Oireachtas Joint and Select Committees
Wednesday, 1 October 2025
Committee on Disability Matters
Inclusive Education for Persons with Disabilities: Discussion (Resumed)
2:00 am
Martin Daly (Roscommon-Galway, Fianna Fail)
I thank the witnesses for coming in today. I too apologise for being absent earlier. I was at a meeting of the health committee, of which I am a member, but I have read the witnesses' statements.
A lot of the questions coming at the witnesses are probably rehashed, but one of the things that caught my eye is the problem of expulsion and suspension from school, which is a situation that is often complicated by poverty associated with disability. Impoverished families often have people with complex needs in their own homes. Are there solutions to this? It seems to be a very final event. It also puts enormous pressure on services outside the school. I am not expecting teachers to carry everything within the school but there must be another way to do this. I was taken by the idea for rural schools and the clustering of schools for the provision of therapies within the school setting. I think that is a good idea because we have that in the management of schools, where there is a clustering of small schools that share managers. It is one of the things that the INTO has been asking for in its pre-budget assessment. It is a really good idea and it makes sense. The special schools are not DEIS schools by nature. Is that because they already receive enhanced funding and support?
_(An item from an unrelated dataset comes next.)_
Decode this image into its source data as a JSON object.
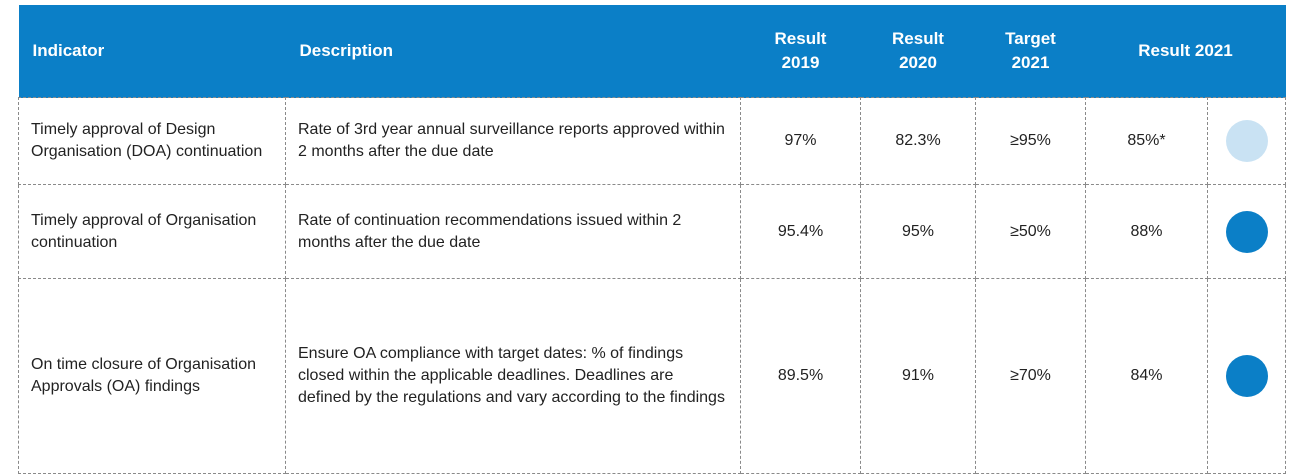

Respite care is a massive issue for me as I worked as a GP in my past life. It is the difference between making and breaking families and parents who are under enormous pressure. I know there has been a commitment in the budget to increase respite places, but it should be something that is enshrined by right for parents, certainly with children with very significant additional and special needs.
I raise the competition among the various services, including the HSE, the CDNTs and now education for allied health professionals, speech and language therapists, physiotherapists, psychologists and all the full panoply. How can that be addressed? What are the witnesses' views on that? One of the issues we are having in the primary care sector is looking at the model of primary care and whether it is attractive or not for young people coming out of college, highly trained allied health professionals, to go into single, isolated places, often working on their own and not working in very creative teams. It would appear we cannot attract people into those positions. How are the witnesses finding that in their own settings?